Several parasites have a larger impact on woodwasp populations. These include Ibalia leucospoides (Ibaliidae); Schletterius cinctipes, Megarhyssa nortoni (Ichneumonidae); and Rhyssa persuasoria. While I. leucospoides lay its eggs into the woodwasp's egg and the hatching period is therefore similar to its host's, the ichneumons mentioned lay their eggs on larvae or adult woodwasps; they hatch out later in the springtime. The parasites locate host larvae hidden in the wood using their antennae to detect cues, including the smell of leaking drill dust or fungus mycelium, weak vibrations, or differences in temperature. The majority of these insect hyperparasites feed on honeydew and nectar, both of which affect the woodwasps' sensitivity.

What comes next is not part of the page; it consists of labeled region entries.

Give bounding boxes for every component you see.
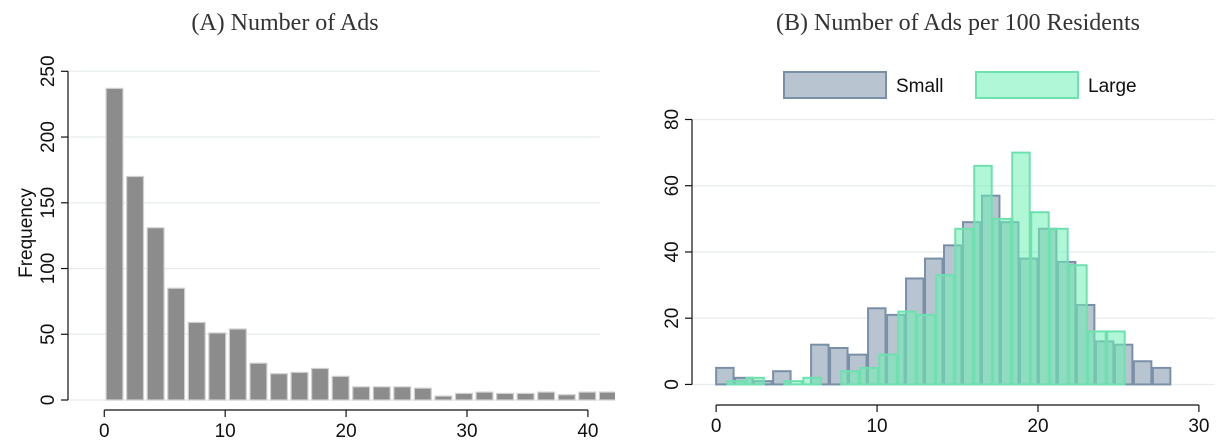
- histogram-bar-large: [1031, 212, 1048, 384]
- y-tick-label: 20: [662, 308, 683, 329]
- histogram-bar-large: [936, 275, 953, 384]
- histogram-bar: [168, 288, 185, 400]
- x-tick-label: 10: [866, 416, 887, 437]
- histogram-bar-large: [841, 371, 858, 384]
- histogram-bar: [209, 333, 226, 400]
- histogram-bar: [476, 392, 493, 400]
- y-tick-label: 80: [662, 109, 683, 130]
- histogram-bar-large: [1069, 265, 1086, 384]
- histogram-bar: [599, 392, 615, 400]
- histogram-bar: [291, 372, 308, 400]
- legend-swatch-large: [976, 72, 1078, 98]
- histogram-bar: [106, 88, 123, 400]
- histogram-bar-large: [860, 368, 877, 385]
- y-tick-label: 50: [38, 324, 59, 345]
- histogram-bar: [188, 322, 205, 400]
- x-tick-label: 30: [1188, 416, 1209, 437]
- y-tick-label: 60: [662, 175, 683, 196]
- histogram-bar: [271, 374, 288, 400]
- histogram-bar: [414, 388, 431, 400]
- histogram-bar-small: [1153, 368, 1170, 385]
- y-tick-label: 40: [662, 241, 683, 262]
- x-tick-label: 10: [215, 421, 236, 442]
- histogram-bar-large: [727, 381, 744, 384]
- chart-a-ylabel: Frequency: [16, 188, 37, 278]
- histogram-bar-large: [974, 166, 991, 385]
- histogram-bar-large: [993, 219, 1010, 385]
- x-tick-label: 20: [336, 421, 357, 442]
- chart-b-title: (B) Number of Ads per 100 Residents: [776, 10, 1140, 36]
- x-tick-label: 30: [456, 421, 477, 442]
- histogram-bar-small: [1134, 361, 1151, 384]
- panel-b-ads-per-100-residents: (B) Number of Ads per 100 Residents Smal…: [615, 0, 1231, 442]
- histogram-bar: [394, 387, 411, 400]
- histogram-bar: [353, 387, 370, 400]
- histogram-bar-large: [746, 378, 763, 385]
- histogram-bar-large: [898, 312, 915, 385]
- histogram-bar-large: [955, 229, 972, 385]
- y-tick-label: 250: [38, 55, 59, 87]
- histogram-bar: [558, 395, 575, 400]
- legend-label-large: Large: [1088, 76, 1137, 97]
- histogram-bar: [312, 368, 329, 400]
- histogram-bar-large: [1050, 229, 1067, 385]
- histogram-bar-large: [1012, 153, 1029, 385]
- histogram-bar: [497, 393, 514, 400]
- x-tick-label: 40: [577, 421, 598, 442]
- y-tick-label: 100: [38, 253, 59, 285]
- chart-a-title: (A) Number of Ads: [191, 10, 378, 36]
- y-tick-label: 0: [38, 395, 59, 406]
- histogram-bar-large: [917, 315, 934, 385]
- histogram-bar: [435, 396, 452, 400]
- x-tick-label: 20: [1027, 416, 1048, 437]
- histogram-bar: [332, 376, 349, 400]
- y-tick-label: 200: [38, 121, 59, 153]
- histogram-bar-large: [879, 355, 896, 385]
- histogram-b: (B) Number of Ads per 100 Residents Smal…: [615, 0, 1231, 442]
- histogram-bar: [127, 176, 144, 400]
- legend-swatch-small: [784, 72, 886, 98]
- histogram-bar: [250, 363, 267, 400]
- histogram-bar: [456, 393, 473, 400]
- histogram-bar-large: [803, 378, 820, 385]
- x-tick-label: 0: [711, 416, 722, 437]
- legend-label-small: Small: [896, 76, 944, 97]
- histogram-bar: [579, 392, 596, 400]
- histogram-bar: [373, 387, 390, 400]
- histogram-bar: [517, 393, 534, 400]
- x-tick-label: 0: [99, 421, 110, 442]
- panel-a-number-of-ads: (A) Number of Ads Frequency 0 50 100 150 200…: [0, 0, 615, 442]
- histogram-bar-large: [784, 381, 801, 384]
- y-tick-label: 150: [38, 187, 59, 219]
- histogram-bar: [229, 329, 246, 400]
- histogram-a: (A) Number of Ads Frequency 050100150200…: [0, 0, 615, 442]
- histogram-bar: [538, 392, 555, 400]
- histogram-bar-large: [1088, 331, 1105, 384]
- legend: Small Large: [784, 72, 1137, 98]
- histogram-bar: [147, 228, 164, 400]
- y-tick-label: 0: [662, 379, 683, 390]
- histogram-bar-large: [1107, 331, 1124, 384]
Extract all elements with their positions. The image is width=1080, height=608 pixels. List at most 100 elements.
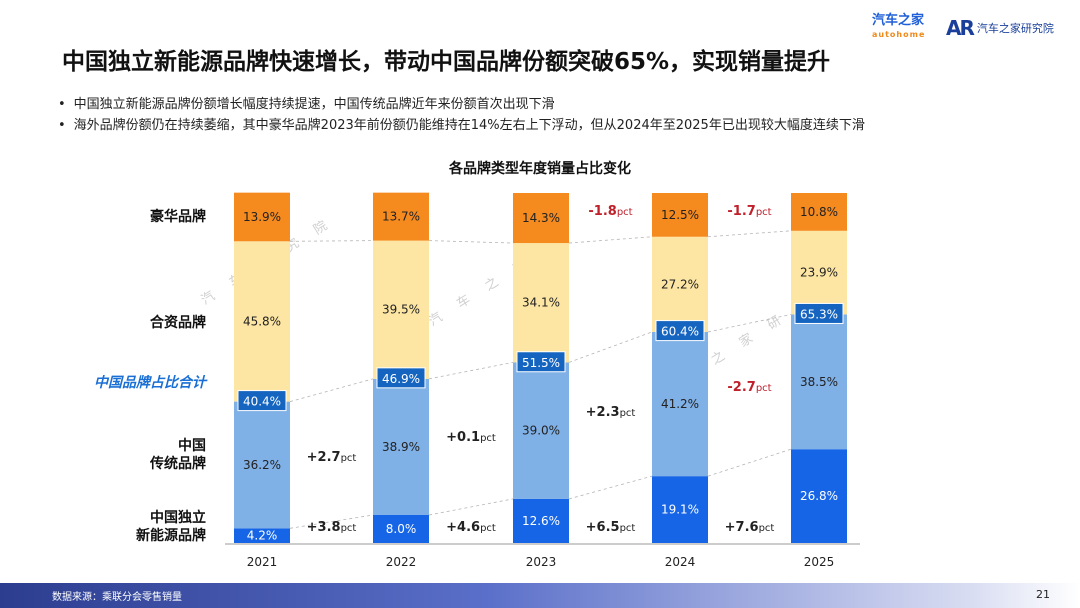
connector-line xyxy=(428,240,514,244)
row-label-luxury: 豪华品牌 xyxy=(150,209,206,225)
change-label-traditional: +2.3pct xyxy=(586,405,636,420)
x-axis-tick-label: 2022 xyxy=(386,555,417,569)
bullet-item: 中国独立新能源品牌份额增长幅度持续提速，中国传统品牌近年来份额首次出现下滑 xyxy=(58,94,865,115)
data-source: 数据来源：乘联分会零售销量 xyxy=(52,592,182,603)
autohome-logo: 汽车之家 autohome xyxy=(872,14,925,42)
bullet-list: 中国独立新能源品牌份额增长幅度持续提速，中国传统品牌近年来份额首次出现下滑 海外… xyxy=(58,94,865,136)
x-axis-tick-label: 2021 xyxy=(247,555,278,569)
data-label-jv: 39.5% xyxy=(382,303,420,317)
change-label-traditional: +2.7pct xyxy=(307,450,357,465)
page-number: 21 xyxy=(1036,588,1050,601)
china-total-label: 46.9% xyxy=(382,372,420,386)
bar-segment-luxury xyxy=(234,192,290,242)
bar-segment-nev xyxy=(791,449,847,543)
data-label-luxury: 12.5% xyxy=(661,208,699,222)
autohome-logo-sub: autohome xyxy=(872,30,926,39)
data-label-jv: 23.9% xyxy=(800,266,838,280)
data-label-traditional: 38.5% xyxy=(800,375,838,389)
china-total-box xyxy=(794,302,844,324)
connector-line xyxy=(428,362,514,380)
row-label-nev-line2: 新能源品牌 xyxy=(136,528,206,544)
x-axis-tick-label: 2023 xyxy=(526,555,557,569)
bar-segment-nev xyxy=(373,515,429,543)
x-axis-tick-label: 2025 xyxy=(804,555,835,569)
china-total-box xyxy=(237,390,287,412)
research-institute-logo: AR 汽车之家研究院 xyxy=(946,16,1054,40)
data-label-traditional: 38.9% xyxy=(382,440,420,454)
bar-segment-traditional xyxy=(234,401,290,529)
bar-segment-luxury xyxy=(791,193,847,231)
connector-line xyxy=(428,498,514,516)
footer-bar: 数据来源：乘联分会零售销量 xyxy=(0,583,1080,608)
bar-segment-traditional xyxy=(373,378,429,515)
data-label-luxury: 14.3% xyxy=(522,211,560,225)
china-total-label: 60.4% xyxy=(661,325,699,339)
china-total-label: 40.4% xyxy=(243,395,281,409)
data-label-nev: 4.2% xyxy=(247,529,278,543)
connector-line xyxy=(289,514,374,529)
row-label-nev-line1: 中国独立 xyxy=(150,510,206,526)
china-total-box xyxy=(376,367,426,389)
bar-segment-traditional xyxy=(513,362,569,499)
bar-segment-luxury xyxy=(373,192,429,241)
connector-line xyxy=(707,314,792,333)
row-label-jv: 合资品牌 xyxy=(150,315,206,331)
bar-segment-luxury xyxy=(652,193,708,237)
connector-line xyxy=(707,230,792,238)
research-institute-name: 汽车之家研究院 xyxy=(976,22,1054,35)
row-label-nev: 中国独立 新能源品牌 xyxy=(136,509,206,545)
bar-segment-jv xyxy=(791,230,847,315)
bar-segment-luxury xyxy=(513,193,569,244)
row-label-traditional: 中国 传统品牌 xyxy=(150,437,206,473)
data-label-jv: 34.1% xyxy=(522,296,560,310)
china-total-box xyxy=(516,351,566,373)
data-label-nev: 19.1% xyxy=(661,503,699,517)
connector-line xyxy=(568,475,653,500)
change-label-traditional: +0.1pct xyxy=(446,430,496,445)
change-label-luxury: -1.8pct xyxy=(588,204,632,219)
data-label-jv: 27.2% xyxy=(661,277,699,291)
bar-segment-traditional xyxy=(652,331,708,477)
bar-segment-traditional xyxy=(791,314,847,450)
bar-segment-jv xyxy=(373,240,429,379)
row-label-traditional-line2: 传统品牌 xyxy=(150,456,206,472)
china-total-label: 65.3% xyxy=(800,307,838,321)
ar-logo-icon: AR xyxy=(946,16,975,40)
data-label-traditional: 36.2% xyxy=(243,458,281,472)
page-title: 中国独立新能源品牌快速增长，带动中国品牌份额突破65%，实现销量提升 xyxy=(62,49,831,75)
connector-line xyxy=(568,331,653,363)
bar-segment-jv xyxy=(652,236,708,332)
connector-line xyxy=(289,378,374,402)
connector-line xyxy=(289,240,374,242)
china-total-box xyxy=(655,320,705,342)
data-label-luxury: 13.7% xyxy=(382,210,420,224)
bar-segment-jv xyxy=(513,243,569,363)
x-axis-tick-label: 2024 xyxy=(665,555,696,569)
bar-segment-nev xyxy=(652,476,708,543)
row-label-traditional-line1: 中国 xyxy=(178,438,206,454)
data-label-traditional: 41.2% xyxy=(661,397,699,411)
change-label-nev: +3.8pct xyxy=(307,520,357,535)
data-label-nev: 8.0% xyxy=(386,522,417,536)
chart-title: 各品牌类型年度销量占比变化 xyxy=(449,161,631,177)
bar-segment-nev xyxy=(234,528,290,543)
bullet-item: 海外品牌份额仍在持续萎缩，其中豪华品牌2023年前份额仍能维持在14%左右上下浮… xyxy=(58,115,865,136)
connector-line xyxy=(568,236,653,244)
change-label-nev: +6.5pct xyxy=(586,520,636,535)
data-label-traditional: 39.0% xyxy=(522,424,560,438)
connector-line xyxy=(707,448,792,477)
stacked-bar-chart: 4.2% 36.2% 45.8% 13.9% 40.4% 2021 8.0% 38.9% 39.… xyxy=(225,192,860,569)
autohome-logo-text: 汽车之家 xyxy=(872,13,925,28)
data-label-luxury: 13.9% xyxy=(243,210,281,224)
china-total-label: 51.5% xyxy=(522,356,560,370)
change-label-luxury: -1.7pct xyxy=(727,204,771,219)
bar-segment-jv xyxy=(234,241,290,402)
data-label-jv: 45.8% xyxy=(243,314,281,328)
bar-segment-nev xyxy=(513,498,569,543)
change-label-nev: +7.6pct xyxy=(725,520,775,535)
data-label-luxury: 10.8% xyxy=(800,205,838,219)
change-label-nev: +4.6pct xyxy=(446,520,496,535)
change-label-traditional: -2.7pct xyxy=(727,380,771,395)
data-label-nev: 26.8% xyxy=(800,489,838,503)
data-label-nev: 12.6% xyxy=(522,514,560,528)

Another parasite is the nematode Beddingia (Deladenus) siricidicola, which was suggested in the New World in the 1970s as a possible biological control. B. siricidicola causes infertility in female wasps, but does not impair the fertility of males. Inside the host tree, the nematodes primarily feed on fungal mycelium. If they get near the wasp larvae, they infect females, which then couple with males and finally infest the wasp larvae. These eventually exit the tree carrying the nematodes with them. Competition for food between B. siricidicola and the wasp larvae also occurs, resulting in slower growth and possible starvation of the woodwasp larvae. The population of the European woodwasp is very prone to infestation by B. siricidicola; infestation rates of up to 90% have been recorded. The nematodes are often used to combat the wasps by combining them with the symbiosis partner Amylostereum. The related species B. wilsoni has a similar effect, but as it also lives parasitically with the genus Rhyssa, it is not used for pest control.

== Management options ==
Several biological control agents have been employed to try to limit populations of the European woodwasp. B. siricidicola has been shown to infect up to 70% of the wasps, but delivery and inoculation have been a problem when delivering the organism to the tree. The introduction of hyperparasitic wasps Megarhyssa nortoni nortoni, Rhyssa persuasoria persuasoria and Ibalia leucospoides leucospoides have been successful but, although a lessening in the numbers of the wasp has been observed, those measures are not stopping its spread, because the predators do not reduce wasp populations below 40% of the local population.

As a consequence of forest damage in Australia and New Zealand, wood imports to those countries have been required to be certified free from living sirex larvae.

Treatment has also been attempted with bromomethane (CH_{3}Br), through heat, or by removing the bark.